Description
Overview of the Role:
As a Software Engineer on the Data Cloud Big Data Compute Platform team at Salesforce, you are part of a team that owns the compute infrastructure powering large-scale Spark workloads. You work on optimizing core Spark performance, solving complex distributed systems challenges, and building scalable AI infrastructure — including smaller language models. You collaborate closely with engineers across Data Cloud to deliver reliable, high-performance systems at scale.
Responsibilities:
Design, develop, and optimize compute infrastructure supporting large-scale distributed Spark workloads.

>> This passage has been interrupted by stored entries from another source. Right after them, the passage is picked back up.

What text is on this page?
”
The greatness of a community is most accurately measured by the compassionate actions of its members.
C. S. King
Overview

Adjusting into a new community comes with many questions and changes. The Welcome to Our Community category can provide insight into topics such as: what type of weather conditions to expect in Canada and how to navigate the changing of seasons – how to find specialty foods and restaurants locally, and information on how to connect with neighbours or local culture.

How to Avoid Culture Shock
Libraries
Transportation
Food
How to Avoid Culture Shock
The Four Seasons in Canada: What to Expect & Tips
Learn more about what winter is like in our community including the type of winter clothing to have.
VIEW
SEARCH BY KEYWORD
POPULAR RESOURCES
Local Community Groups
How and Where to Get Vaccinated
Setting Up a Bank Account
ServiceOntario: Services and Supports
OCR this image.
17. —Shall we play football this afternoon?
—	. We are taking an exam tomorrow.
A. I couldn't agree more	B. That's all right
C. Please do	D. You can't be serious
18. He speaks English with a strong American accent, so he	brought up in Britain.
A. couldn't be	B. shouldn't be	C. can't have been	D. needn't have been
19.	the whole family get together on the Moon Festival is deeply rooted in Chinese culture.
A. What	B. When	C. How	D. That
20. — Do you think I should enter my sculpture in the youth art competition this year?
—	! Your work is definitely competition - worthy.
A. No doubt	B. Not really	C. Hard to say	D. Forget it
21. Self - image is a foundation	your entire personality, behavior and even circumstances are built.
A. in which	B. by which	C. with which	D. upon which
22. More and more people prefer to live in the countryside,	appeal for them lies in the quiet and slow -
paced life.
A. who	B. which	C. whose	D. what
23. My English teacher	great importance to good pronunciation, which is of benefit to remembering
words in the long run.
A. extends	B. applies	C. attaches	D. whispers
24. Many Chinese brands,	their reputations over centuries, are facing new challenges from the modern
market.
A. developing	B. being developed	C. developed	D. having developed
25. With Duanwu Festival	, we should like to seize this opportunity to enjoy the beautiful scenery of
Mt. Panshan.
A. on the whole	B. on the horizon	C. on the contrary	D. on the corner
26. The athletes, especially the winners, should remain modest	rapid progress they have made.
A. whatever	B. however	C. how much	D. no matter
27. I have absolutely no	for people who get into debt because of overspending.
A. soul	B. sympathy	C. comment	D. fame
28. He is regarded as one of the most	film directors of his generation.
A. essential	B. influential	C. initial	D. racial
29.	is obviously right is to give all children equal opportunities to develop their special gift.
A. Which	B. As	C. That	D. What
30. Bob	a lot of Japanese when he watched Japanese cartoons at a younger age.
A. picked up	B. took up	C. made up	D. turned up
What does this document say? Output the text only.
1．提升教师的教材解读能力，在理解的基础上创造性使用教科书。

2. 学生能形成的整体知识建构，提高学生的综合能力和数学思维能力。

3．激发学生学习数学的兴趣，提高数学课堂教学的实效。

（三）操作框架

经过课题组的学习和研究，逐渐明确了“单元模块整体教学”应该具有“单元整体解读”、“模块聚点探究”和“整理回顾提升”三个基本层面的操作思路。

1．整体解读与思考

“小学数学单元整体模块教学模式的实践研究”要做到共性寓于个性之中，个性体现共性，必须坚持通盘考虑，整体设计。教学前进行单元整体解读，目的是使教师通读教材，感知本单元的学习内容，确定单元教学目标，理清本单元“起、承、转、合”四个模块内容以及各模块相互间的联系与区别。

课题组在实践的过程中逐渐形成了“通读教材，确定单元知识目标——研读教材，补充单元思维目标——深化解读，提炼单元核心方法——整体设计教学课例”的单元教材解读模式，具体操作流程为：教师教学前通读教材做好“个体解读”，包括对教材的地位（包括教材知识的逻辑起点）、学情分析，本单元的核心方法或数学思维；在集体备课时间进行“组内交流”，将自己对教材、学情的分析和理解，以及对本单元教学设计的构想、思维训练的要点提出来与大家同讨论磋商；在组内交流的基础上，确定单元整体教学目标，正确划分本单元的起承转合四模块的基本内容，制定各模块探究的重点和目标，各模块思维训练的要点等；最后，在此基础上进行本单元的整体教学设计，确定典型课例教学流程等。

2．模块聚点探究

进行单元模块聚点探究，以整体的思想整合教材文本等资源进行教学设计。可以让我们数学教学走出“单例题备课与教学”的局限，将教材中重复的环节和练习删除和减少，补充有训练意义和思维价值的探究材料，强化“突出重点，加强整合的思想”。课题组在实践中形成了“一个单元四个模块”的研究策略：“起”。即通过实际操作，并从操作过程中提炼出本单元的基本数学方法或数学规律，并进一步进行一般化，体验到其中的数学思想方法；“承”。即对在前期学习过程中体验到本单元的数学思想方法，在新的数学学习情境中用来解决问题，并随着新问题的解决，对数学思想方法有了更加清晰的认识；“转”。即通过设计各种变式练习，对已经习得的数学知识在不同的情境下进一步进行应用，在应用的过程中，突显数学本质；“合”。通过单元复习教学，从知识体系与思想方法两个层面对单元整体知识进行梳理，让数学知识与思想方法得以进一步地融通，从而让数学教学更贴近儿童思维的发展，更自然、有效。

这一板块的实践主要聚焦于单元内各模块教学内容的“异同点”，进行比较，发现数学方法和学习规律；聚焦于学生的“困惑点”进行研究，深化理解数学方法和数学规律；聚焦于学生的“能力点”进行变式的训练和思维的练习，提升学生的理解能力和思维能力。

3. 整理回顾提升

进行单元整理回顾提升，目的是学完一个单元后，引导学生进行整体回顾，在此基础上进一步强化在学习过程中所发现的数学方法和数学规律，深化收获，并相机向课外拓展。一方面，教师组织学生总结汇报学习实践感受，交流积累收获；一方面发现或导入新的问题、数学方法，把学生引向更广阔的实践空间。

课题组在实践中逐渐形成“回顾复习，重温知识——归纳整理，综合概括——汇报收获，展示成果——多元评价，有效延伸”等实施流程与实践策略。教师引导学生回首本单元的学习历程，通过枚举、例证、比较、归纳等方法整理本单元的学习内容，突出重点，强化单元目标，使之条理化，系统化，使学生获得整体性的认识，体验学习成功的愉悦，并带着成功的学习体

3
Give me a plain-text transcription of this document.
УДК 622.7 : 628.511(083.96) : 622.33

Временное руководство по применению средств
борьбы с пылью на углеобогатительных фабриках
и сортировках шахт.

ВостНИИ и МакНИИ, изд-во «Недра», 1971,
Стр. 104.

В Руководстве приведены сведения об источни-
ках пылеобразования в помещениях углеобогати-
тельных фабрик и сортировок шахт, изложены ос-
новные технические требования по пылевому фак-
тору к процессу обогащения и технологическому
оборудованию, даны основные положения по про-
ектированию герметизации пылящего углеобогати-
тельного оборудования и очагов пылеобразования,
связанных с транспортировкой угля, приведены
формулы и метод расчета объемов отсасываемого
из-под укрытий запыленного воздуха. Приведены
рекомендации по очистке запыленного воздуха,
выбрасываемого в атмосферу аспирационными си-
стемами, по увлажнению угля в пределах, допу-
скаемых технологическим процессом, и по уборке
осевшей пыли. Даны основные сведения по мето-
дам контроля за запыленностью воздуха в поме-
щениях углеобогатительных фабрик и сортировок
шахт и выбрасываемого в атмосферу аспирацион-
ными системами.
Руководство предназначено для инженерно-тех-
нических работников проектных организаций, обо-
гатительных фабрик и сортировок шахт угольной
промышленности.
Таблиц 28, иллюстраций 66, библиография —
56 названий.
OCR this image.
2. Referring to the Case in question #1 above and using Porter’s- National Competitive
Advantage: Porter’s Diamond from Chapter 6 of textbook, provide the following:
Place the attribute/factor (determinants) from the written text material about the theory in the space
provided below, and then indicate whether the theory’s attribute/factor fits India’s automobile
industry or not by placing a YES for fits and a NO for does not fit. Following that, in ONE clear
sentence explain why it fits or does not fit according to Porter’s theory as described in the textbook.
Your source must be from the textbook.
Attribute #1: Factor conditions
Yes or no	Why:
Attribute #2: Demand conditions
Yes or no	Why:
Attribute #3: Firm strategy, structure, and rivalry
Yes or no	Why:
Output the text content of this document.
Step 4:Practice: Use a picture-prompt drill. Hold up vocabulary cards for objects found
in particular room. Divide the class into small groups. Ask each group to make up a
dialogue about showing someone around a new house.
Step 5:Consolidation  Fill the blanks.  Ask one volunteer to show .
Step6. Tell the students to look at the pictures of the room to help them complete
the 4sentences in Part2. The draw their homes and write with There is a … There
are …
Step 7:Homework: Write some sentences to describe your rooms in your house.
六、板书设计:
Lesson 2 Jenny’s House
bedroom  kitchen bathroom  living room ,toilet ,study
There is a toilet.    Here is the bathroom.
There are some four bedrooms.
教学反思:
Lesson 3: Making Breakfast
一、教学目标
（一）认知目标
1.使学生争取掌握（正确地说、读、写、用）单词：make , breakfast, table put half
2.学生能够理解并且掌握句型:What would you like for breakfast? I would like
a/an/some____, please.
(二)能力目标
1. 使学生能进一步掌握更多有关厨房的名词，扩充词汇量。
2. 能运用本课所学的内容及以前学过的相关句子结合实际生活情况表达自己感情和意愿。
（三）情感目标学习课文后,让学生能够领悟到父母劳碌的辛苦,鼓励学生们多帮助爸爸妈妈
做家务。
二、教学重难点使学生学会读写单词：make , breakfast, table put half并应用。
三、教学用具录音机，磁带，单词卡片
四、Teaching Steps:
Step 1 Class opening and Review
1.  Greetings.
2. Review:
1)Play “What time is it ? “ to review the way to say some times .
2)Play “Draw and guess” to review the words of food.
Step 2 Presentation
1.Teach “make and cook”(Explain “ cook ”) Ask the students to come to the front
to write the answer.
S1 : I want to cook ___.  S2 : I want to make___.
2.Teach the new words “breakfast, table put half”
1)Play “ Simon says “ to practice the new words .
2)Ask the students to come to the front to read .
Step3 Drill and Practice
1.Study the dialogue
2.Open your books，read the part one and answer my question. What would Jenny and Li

Solve complex distributed systems challenges including scalability, fault tolerance, and consistency trade-offs.
Build and maintain scalable AI infrastructure, including smaller language model systems.
Partner with engineers across Data Cloud to improve system observability, telemetry pipelines, and monitoring platforms.
Required Qualifications:
4+ years of backend software development experience building large-scale distributed systems.
Strong programming skills in Java; proficiency in Python or Rust is a plus.
Hands-on experience with cloud platforms (AWS or GCP) and Kubernetes/container orchestration.
Experience with Agile and Test-Driven Development (TDD) methodologies.
Preferred Qualifications:
Experience with distributed data technologies such as Spark, Flink, Kafka, Trino, or HBase.
Familiarity with observability systems, telemetry pipelines, or monitoring platforms.
Knowledge of AI/ML infrastructure and language model systems.